To optimize the control performance of the energy storage system, this study develops fuzzy control rules, using the SOH of the energy storage system and the active power variation relative to the previous minute as the input variables for the controller. The weight coefficient ω of the MPC is used as the control output to adaptively adjust the weight relationship between the energy storage battery’s output and the grid-connected power fluctuation suppression.
Specifically, under the same state of health of the energy storage battery, larger wind power fluctuations lead to greater energy storage output, while smaller wind fluctuations result in reduced output from the energy storage system. On the other hand, for the same wind power fluctuation, as the state of health of the energy storage battery decreases, its charging and discharging capacity is also reduced, which leads to a corresponding decrease in the energy storage output.
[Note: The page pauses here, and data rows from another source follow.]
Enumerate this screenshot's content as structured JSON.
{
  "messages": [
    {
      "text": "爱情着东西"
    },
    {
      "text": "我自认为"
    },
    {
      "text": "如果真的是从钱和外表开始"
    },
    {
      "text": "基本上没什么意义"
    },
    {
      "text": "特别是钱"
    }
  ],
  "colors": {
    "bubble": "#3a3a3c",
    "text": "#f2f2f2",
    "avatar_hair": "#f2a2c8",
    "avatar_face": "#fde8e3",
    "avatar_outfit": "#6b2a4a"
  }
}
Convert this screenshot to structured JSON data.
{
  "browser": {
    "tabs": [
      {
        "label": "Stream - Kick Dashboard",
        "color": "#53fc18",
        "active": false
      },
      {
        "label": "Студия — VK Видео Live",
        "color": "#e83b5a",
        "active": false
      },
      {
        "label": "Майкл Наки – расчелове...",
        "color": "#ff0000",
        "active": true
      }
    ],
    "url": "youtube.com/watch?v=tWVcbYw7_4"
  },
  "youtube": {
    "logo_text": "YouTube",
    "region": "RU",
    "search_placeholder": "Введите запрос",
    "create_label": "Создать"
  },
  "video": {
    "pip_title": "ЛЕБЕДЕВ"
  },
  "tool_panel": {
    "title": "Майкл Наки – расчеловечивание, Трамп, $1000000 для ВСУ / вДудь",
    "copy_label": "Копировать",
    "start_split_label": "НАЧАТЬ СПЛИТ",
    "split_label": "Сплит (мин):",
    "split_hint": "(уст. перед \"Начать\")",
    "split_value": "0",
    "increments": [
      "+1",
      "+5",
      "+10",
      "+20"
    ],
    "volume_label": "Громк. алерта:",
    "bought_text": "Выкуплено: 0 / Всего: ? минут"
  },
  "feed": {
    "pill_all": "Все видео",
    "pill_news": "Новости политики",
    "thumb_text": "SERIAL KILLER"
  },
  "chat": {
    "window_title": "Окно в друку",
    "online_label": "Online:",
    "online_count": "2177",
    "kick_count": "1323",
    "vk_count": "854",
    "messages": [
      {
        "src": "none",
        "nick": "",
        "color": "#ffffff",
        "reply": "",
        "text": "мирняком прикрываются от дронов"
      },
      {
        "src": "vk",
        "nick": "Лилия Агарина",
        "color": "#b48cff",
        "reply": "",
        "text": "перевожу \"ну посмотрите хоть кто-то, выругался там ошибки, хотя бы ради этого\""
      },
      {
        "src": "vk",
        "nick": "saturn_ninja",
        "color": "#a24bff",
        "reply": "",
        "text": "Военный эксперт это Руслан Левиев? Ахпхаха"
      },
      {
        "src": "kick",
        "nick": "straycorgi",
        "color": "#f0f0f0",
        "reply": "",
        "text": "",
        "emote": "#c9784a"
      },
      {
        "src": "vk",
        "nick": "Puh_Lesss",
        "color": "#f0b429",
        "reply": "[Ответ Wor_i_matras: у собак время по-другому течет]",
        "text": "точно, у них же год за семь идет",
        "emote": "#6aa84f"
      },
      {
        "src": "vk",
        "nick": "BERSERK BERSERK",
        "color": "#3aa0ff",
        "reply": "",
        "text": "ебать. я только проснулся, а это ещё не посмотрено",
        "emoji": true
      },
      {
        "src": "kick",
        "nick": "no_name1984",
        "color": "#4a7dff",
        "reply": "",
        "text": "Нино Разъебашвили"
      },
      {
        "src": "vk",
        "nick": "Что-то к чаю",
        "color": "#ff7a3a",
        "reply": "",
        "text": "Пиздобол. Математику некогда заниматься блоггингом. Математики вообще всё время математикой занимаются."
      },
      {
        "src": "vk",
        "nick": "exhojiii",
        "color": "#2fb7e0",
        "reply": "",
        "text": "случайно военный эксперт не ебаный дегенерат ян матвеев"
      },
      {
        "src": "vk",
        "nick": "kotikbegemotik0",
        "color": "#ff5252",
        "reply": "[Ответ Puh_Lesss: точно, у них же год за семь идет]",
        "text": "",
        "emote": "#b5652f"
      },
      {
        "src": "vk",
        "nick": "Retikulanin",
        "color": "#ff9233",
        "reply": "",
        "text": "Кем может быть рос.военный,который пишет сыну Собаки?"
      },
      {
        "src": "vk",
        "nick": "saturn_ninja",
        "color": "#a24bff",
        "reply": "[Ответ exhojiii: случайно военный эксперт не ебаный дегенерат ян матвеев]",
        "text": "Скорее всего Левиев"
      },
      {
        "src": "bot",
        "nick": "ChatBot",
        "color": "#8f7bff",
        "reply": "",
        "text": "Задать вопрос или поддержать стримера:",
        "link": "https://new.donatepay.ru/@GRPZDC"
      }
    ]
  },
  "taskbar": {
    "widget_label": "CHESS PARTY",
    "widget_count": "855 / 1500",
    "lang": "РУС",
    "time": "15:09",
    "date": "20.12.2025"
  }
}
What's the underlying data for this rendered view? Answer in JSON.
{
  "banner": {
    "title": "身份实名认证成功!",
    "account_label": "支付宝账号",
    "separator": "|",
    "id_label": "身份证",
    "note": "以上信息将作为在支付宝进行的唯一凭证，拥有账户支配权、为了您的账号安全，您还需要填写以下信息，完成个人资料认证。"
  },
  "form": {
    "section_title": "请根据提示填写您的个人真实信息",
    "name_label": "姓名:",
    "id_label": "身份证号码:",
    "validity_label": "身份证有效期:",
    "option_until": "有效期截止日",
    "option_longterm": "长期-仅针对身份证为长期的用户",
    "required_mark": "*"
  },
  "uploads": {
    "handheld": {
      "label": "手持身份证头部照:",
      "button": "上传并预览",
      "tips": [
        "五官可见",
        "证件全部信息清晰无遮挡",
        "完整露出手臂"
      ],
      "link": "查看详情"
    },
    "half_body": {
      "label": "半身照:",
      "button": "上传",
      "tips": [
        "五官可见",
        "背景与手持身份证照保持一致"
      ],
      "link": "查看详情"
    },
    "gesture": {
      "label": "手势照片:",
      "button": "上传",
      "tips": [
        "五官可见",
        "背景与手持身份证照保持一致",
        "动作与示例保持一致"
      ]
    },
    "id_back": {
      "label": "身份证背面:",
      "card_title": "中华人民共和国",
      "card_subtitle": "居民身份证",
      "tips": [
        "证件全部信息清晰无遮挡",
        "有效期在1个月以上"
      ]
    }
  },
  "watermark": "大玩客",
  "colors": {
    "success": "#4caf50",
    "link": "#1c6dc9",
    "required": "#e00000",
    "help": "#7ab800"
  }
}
Under the premise of meeting the grid connection requirements, this mechanism reduces the energy demand during the charging and discharging process, thus minimizing the negative impact on the battery’s health and balancing the trade-off between fluctuation suppression and battery lifespan.
This paper constructs the membership functions for the inputs and outputs using triangular shape functions, and designs the fuzzy linguistic values for each group as follows:
Input 1: This is the SOH value, with a continuous domain of [0.8, 1] and a fuzzy domain of {0.8, 0.85, 0.9, 0.95, 1}, corresponding to the fuzzy subsets {VS, S, M, L, VL}. These subsets represent the SOH values as {Very Small, Small, Medium, Large, Very Large}.
Input 2: At each moment, the change in active power of the wind farm relative to the previous minute has a continuous domain of [−20,000, 20,000], corresponding to a fuzzy domain of {−50,000, −30,000, −10,000, 10,000, 30,000, 50,000}, and the corresponding fuzzy subsets {NL, NM, NS, PS, PM, PL}. These subsets represent the current power fluctuation as {Negative Large, Negative Medium, Negative Small, Positive Small, Positive Medium, Positive Large}. When the discharge power signal is negative, it indicates a charging power signal.
Output: The continuous domain for the weight coefficient ω is [0, 1], with a fuzzy domain of {0, 0.0125, 0.0250, 0.0375, 0.0500, 0.0675, 0.0800, 0.0975, 1}, and the corresponding fuzzy subsets {ES, VS, S, MS, M, ML, L, VL, EL}. These subsets represent the weight coefficient values as {Extremely Small, Small, Medium Small, Medium, Medium Large, Large, Very Large, Extremely Large}.
Table 1 shows the specific fuzzy control rules.

4. Simulation Analysis

This Section presents the experimental results, their interpretation, and the experimental conclusions.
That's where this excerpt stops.